Dates:
Start Time: 8:32 pm UTC, Tuesday August 29th, 2023
End Time: 10:04 pm UTC, Tuesday August 29th, 2023
Duration: 92 minutes
What happened:
Our Kong Gateway service stopped functioning and all connection requests to our ingestion service and web service failed. The Web UI did not load and log lines could not be sent by either our agent or API. Log lines sent using syslog were unaffected.
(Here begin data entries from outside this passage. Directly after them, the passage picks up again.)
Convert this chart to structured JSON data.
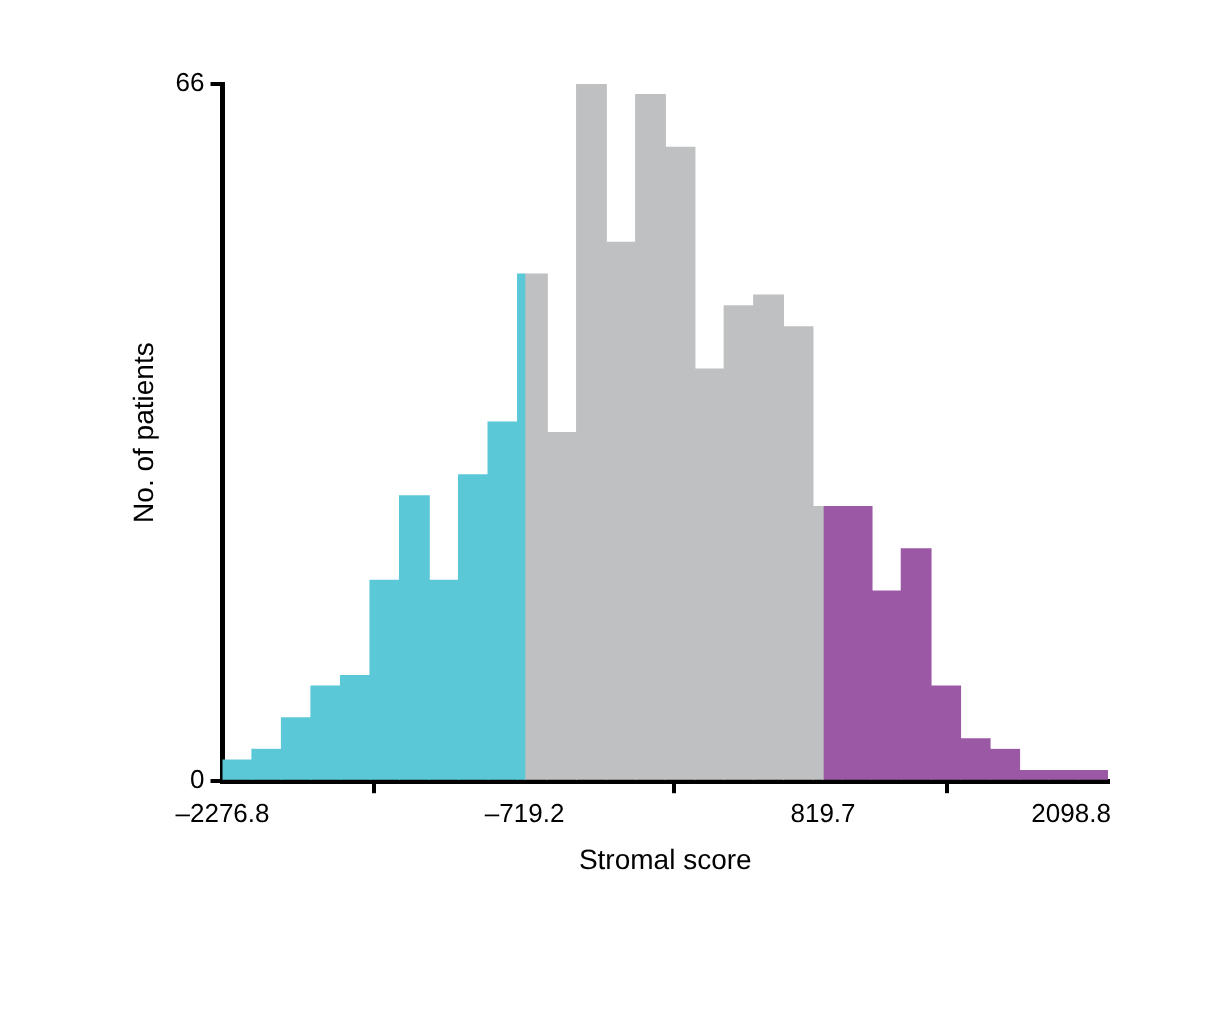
{
  "chart_data": {
    "type": "histogram",
    "xlabel": "Stromal score",
    "ylabel": "No. of patients",
    "xlim": [
      -2276.8,
      2289.2
    ],
    "xticks": [
      {
        "value": -2276.8,
        "label": "–2276.8"
      },
      {
        "value": -719.2,
        "label": "–719.2"
      },
      819.7,
      2098.8
    ],
    "ylim": [
      0,
      66
    ],
    "yticks": [
      0,
      66
    ],
    "grid": false,
    "legend": false,
    "bins": [
      -2276.8,
      -2124.6,
      -1972.4,
      -1820.2,
      -1668,
      -1515.8,
      -1363.6,
      -1211.4,
      -1059.2,
      -907,
      -754.8,
      -719.2,
      -602.6,
      -450.4,
      -298.2,
      -146,
      6.2,
      158.4,
      310.6,
      462.8,
      615,
      767.2,
      819.7,
      919.4,
      1071.6,
      1223.8,
      1376,
      1528.2,
      1680.4,
      1832.6,
      1984.8,
      2137,
      2289.2
    ],
    "values": [
      2,
      3,
      6,
      9,
      10,
      19,
      27,
      19,
      29,
      34,
      48,
      48,
      33,
      66,
      51,
      65,
      60,
      39,
      45,
      46,
      43,
      26,
      26,
      26,
      18,
      22,
      9,
      4,
      3,
      1,
      1,
      1
    ],
    "colors": [
      "#5bc8d8",
      "#5bc8d8",
      "#5bc8d8",
      "#5bc8d8",
      "#5bc8d8",
      "#5bc8d8",
      "#5bc8d8",
      "#5bc8d8",
      "#5bc8d8",
      "#5bc8d8",
      "#5bc8d8",
      "#bfc0c1",
      "#bfc0c1",
      "#bfc0c1",
      "#bfc0c1",
      "#bfc0c1",
      "#bfc0c1",
      "#bfc0c1",
      "#bfc0c1",
      "#bfc0c1",
      "#bfc0c1",
      "#bfc0c1",
      "#9b59a5",
      "#9b59a5",
      "#9b59a5",
      "#9b59a5",
      "#9b59a5",
      "#9b59a5",
      "#9b59a5",
      "#9b59a5",
      "#9b59a5",
      "#9b59a5"
    ]
  }
}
Kong was unavailable for two periods of time: one lasting 27 minutes (8:32 pm UTC to 8:59 pm UTC) and another lasting 9 minutes (9:43 pm UTC to 9:52 pm UTC). Once Kong became available, the Web UI was immediately accessible again. Agents resent locally cached log lines (as did any APIs implemented with retry strategies). Our service then processed the backlog of log lines, passing them to downstream services such as alerting, live tail, archiving, and indexing (which makes lines visible in the Web UI for searching, graphing, and timelines). The extra processing was completed ~20 minutes after Kong returned to normal usage the first time, and ~10 minutes after the second time.
Why it happened:
The pods running our Kong Gateway were overwhelmed with connection requests. CPU increased to a point that health checks started to fail and the pods were shut down. We’ve determined through research and experimentation that the cause was a sudden, brief increase in the volume of traffic directed to our service. Our service is designed to handle increases in traffic, but these were approximately 100 times above normal usage. The source(s) of the traffic are unknown. The increase came in two spikes, which correspond to the two periods when Kong became unavailable.
How we fixed it:
We manually scaled up the number of pods devoted to running our Kong Gateway. During the first spike of traffic, we doubled the number of pods; during the second, we quadrupled the number. This certainly helped speed up the processing of the backlog of log lines sent by agents once Kong was again available. It’s unclear whether the higher number of pods would have been able to process the spikes of traffic as they were happening.
What we are doing to prevent it from happening again:
We are running our Kong service with more pods so there are more resources to handle any similar spikes in traffic. We will add auto-scaling to the Kong service so more pods are made available automatically as needed. We’ll also add metrics to identify the origin of any similar spikes in traffic.